Supporting the supporter:
A guide for partners and caregivers
When someone you love is diagnosed with cancer, your world changes too. Partners and caregivers often carry the emotional weight while juggling routines, parenting, work, and medical logistics. These tips offer compassionate, practical advice to help you care for your loved one—without losing yourself in the process.
Acknowledge Your Own Emotions
- It’s normal to feel fear, sadness, helplessness, anger, or guilt.
- You might feel you need to ‘stay strong,’ but suppressing emotions can lead to burnout.
- Give yourself permission to feel and seek emotional support when you need it.
Communicate with Your Partner
- Let your partner know how you’re feeling, too—open dialogue builds emotional closeness.
- Be honest, but gentle. Use ‘I’ statements (e.g., “I feel worried about what’s next.”).
- Don’t assume you must fix everything—often, listening is enough.
Make Time for Yourself
- Even short moments of time-out help—walks, music, a coffee break, journaling.
- Use extended family and trusted friends to take breaks without guilt.
- You can’t pour from an empty cup—self-care is essential, not selfish.
Manage Guilt and Expectations
- You may feel guilty for being healthy, for feeling overwhelmed, or for needing space.
- Remind yourself: your feelings are valid, and taking care of yourself helps your family.
- Let go of perfectionism—doing your best is enough.
Care for the Children
- Stick to familiar routines as much as possible—they create emotional safety.
- Answer their questions simply and truthfully. It’s okay not to know all the answers.

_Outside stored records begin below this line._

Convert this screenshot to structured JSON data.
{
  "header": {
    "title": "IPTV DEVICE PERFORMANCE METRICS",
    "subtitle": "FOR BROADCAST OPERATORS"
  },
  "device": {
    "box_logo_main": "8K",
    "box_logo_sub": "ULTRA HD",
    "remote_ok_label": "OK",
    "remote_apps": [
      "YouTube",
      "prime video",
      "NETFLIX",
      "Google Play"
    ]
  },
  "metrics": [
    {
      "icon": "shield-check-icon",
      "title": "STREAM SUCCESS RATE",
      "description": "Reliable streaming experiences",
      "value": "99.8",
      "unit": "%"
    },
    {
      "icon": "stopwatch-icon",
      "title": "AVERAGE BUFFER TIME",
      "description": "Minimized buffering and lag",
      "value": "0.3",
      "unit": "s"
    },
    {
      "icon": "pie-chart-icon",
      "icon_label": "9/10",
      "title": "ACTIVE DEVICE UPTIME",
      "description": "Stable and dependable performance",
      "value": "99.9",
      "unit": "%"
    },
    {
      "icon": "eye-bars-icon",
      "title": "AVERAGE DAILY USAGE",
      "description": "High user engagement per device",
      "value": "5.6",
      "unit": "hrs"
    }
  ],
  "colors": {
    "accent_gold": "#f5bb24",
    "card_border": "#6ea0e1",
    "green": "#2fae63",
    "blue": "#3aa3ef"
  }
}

- Model emotional regulation—show them it’s okay to feel and talk about it.
Build a Support Network
- You don’t have to do this alone. Lean on friends, family, or online groups.
- Consider counselling or peer support groups for caregivers—it helps to talk.

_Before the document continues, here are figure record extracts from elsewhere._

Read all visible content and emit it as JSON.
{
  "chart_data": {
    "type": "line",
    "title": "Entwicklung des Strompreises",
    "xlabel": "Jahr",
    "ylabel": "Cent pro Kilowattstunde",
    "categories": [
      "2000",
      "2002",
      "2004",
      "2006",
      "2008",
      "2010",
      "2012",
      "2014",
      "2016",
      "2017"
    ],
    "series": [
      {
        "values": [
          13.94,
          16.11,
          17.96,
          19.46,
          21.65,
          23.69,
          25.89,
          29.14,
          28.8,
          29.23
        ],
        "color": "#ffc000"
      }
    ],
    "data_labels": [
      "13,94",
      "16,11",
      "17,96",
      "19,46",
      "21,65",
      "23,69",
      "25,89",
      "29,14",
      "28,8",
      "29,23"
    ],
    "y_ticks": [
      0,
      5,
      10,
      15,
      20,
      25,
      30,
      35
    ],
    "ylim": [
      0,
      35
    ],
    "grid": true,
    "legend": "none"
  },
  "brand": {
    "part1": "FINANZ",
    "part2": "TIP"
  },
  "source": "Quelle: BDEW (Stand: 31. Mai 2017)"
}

- Identify 1–2 people who can check in on YOU regularly.
Plan for Practical Support
- Create a shared calendar for appointments, meals, and child care logistics.
- Delegate where you can—accept help with cooking, errands, school pick-ups.
- Don’t try to keep life ‘normal’—adapt and simplify where possible.
Know When to Seek Help
- Watch for signs of burnout: trouble sleeping, feeling numb or irritable, withdrawal.
- If you feel overwhelmed or hopeless, speak to a GP or psychologist.
- You deserve just as much care and support as the person who is unwell.
You are doing something extraordinary—showing up every day with love, strength, and care. This journey is hard, but you don’t have to walk it alone. Reach out. You matter too.